Contam os arquivos da imprensa, que na suposta República de Curitiba atuou juiz criminoso, parcial, ganancioso e, dizem, até com a suspeita de espião da CIA. Também teve governadores, prefeitos, políticos, policiais e empresários acusados de corrupção, desvios, parcialidade e e outros crimed. Teve policial punido por ser honesto e por não ajudar a encobrir os desvios de condutas de outros policiais. Teve, e ainda tem, como em muitos lugares do mundo, subornos, propinas, desvios, superfaturamento, abuso de poder, chantagens etc. Contra esses e a grande maioria de outras autoridades, nenhum deles foi punido pela lei e pelos políticos. Não preciso dizer que nenhum deles é de cor negra, pobre e da periferia. Apesar do racismo e do preconceito ser generalizado no Brasil e em grande parte do mundo, eu penso que a covardia do abuso em praticar o racismo se tornou, no Brasil, o crime hediondo mais tolerável, ignorado e até certo ponto visto com naturalidade e indiferença por muitos, e principalmente na região sul do país.
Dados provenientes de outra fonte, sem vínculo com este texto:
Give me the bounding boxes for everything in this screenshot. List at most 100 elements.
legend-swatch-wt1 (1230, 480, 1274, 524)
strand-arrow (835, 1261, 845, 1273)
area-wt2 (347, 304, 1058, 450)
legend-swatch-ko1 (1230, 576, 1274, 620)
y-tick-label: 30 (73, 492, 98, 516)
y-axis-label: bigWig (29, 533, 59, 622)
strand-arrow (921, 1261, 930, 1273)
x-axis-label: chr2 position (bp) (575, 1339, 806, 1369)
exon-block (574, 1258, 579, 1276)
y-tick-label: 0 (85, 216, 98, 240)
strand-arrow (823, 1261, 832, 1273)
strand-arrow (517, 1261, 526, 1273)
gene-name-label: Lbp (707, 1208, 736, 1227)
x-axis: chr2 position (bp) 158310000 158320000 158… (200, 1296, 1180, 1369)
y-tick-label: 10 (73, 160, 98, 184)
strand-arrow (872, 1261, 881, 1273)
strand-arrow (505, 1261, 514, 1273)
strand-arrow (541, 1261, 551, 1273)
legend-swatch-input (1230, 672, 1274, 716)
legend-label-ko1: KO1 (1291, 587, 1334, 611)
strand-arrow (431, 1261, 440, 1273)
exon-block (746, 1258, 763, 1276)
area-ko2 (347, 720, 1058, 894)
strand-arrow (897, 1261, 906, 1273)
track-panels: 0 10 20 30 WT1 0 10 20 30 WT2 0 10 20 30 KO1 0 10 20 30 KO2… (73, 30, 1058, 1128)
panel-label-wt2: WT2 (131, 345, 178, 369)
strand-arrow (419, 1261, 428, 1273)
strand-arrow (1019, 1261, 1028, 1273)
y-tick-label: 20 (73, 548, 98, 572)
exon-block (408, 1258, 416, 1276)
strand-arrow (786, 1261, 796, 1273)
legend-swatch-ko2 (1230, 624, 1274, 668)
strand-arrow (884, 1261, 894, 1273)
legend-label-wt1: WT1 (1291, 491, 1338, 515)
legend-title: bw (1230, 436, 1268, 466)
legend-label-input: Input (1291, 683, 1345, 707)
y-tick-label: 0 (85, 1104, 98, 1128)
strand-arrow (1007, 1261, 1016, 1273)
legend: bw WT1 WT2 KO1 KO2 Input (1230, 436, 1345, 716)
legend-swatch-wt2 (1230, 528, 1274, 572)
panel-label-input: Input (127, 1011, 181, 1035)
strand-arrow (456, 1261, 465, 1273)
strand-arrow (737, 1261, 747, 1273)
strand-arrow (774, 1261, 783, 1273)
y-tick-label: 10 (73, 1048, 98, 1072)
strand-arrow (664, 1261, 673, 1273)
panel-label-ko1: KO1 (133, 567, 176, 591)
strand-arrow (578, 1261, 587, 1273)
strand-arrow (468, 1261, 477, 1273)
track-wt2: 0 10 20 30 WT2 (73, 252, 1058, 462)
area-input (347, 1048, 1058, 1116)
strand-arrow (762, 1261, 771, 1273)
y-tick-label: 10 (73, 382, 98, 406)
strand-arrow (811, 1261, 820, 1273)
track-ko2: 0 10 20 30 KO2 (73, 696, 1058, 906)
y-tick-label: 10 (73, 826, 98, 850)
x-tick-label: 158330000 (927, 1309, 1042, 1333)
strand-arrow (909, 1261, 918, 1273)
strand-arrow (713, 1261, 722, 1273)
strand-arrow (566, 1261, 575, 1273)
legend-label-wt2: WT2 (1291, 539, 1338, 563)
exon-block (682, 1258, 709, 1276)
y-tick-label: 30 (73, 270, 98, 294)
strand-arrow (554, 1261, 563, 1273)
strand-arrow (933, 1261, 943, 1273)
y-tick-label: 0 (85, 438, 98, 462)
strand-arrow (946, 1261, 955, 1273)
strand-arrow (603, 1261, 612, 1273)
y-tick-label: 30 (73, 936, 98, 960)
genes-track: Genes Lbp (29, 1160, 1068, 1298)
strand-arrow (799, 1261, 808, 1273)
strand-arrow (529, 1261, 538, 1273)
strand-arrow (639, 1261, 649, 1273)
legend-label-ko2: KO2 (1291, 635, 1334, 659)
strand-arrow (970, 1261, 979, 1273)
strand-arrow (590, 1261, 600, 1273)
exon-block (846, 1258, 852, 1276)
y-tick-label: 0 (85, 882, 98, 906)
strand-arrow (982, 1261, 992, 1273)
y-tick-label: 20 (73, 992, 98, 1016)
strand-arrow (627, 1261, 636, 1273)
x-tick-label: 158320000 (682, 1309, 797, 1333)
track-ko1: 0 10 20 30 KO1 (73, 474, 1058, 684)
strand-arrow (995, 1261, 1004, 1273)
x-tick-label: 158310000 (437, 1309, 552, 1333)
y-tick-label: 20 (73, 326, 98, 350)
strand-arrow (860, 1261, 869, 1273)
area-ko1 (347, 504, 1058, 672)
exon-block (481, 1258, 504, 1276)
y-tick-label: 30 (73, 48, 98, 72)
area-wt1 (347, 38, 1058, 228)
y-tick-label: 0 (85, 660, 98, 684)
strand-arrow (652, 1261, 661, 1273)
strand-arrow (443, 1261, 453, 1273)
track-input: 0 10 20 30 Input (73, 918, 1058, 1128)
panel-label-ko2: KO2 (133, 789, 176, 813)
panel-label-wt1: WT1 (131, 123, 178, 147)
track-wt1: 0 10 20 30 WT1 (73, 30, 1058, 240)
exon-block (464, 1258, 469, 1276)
Curitiba e o Paraná deixa a entender pela denúncia deste caso e os registros de arquivos, que não fazem por menos e se repetem e reincidem sem dó, sem razão e sem piedade, como infelizmente se pode constatar neste caso que indica um complô repugnante contra o vereador Renato Freitas.

Zé Maria

Renato será Cassado e Caçado

Primeiro porque é Negro;

Segundo porque representa a
Comunidade Pobre da Periferia; e

Terceiro porque é do PT.

    Zé Maria

    Ou seja, numa sociedade majoritariamente
    Bolsonarista [leia-se: de Brancos Racistas],
    nem recorrendo ao Papa Francisco (Bergoglio)
    seria possível escapar da Caça/Cassação.

Henrique Martins

https://www.brasil247.com/blog/golpe-que-golpe
SIM. O nó de uma eventual tentativa de golpe é exatamente isso aqui:

“2) a candidatura Bolsonaro dificulta o golpe. Participar no vértice de todas as etapas de eleições tão gerais como as brasileiras implica mobilizar milhares de candidatos em todos os níveis. Envolve compromissos federais e com governadores em todos os 27 estados, o Distrito Federal e com outros candidatos aos governos estaduais, também com aqueles que concorrem ao terço do Senado ou às 513 vagas da Câmara Federal. O mesmo vale para as milhares de candidaturas às assembleias estaduais, sem falar dos partidos aliados, federados e coligados em todos os níveis. Cada uma dessas candidaturas é uma máquina social voltada para o resultado que depende das urnas eletrônicas. VALE PERGUNTAR: NA EXISTÊNCIA DE UM GOLPE ANTIFRAUDE, VÃO SER ANULADAS OU INTERDITADAS AS ELEIÇÕES E SEUS VENCEDORES, INCLUSIVE OS ALIADOS DO BOLSONARISMO, EM TODOS OS ESTADOS E NÍVEIS ATESTADOS PELAS URNAS ELETRÔNICAS? OU SÓ SERÃO VETADOS OS VENCEDORES DA OPOSIÇÃO?”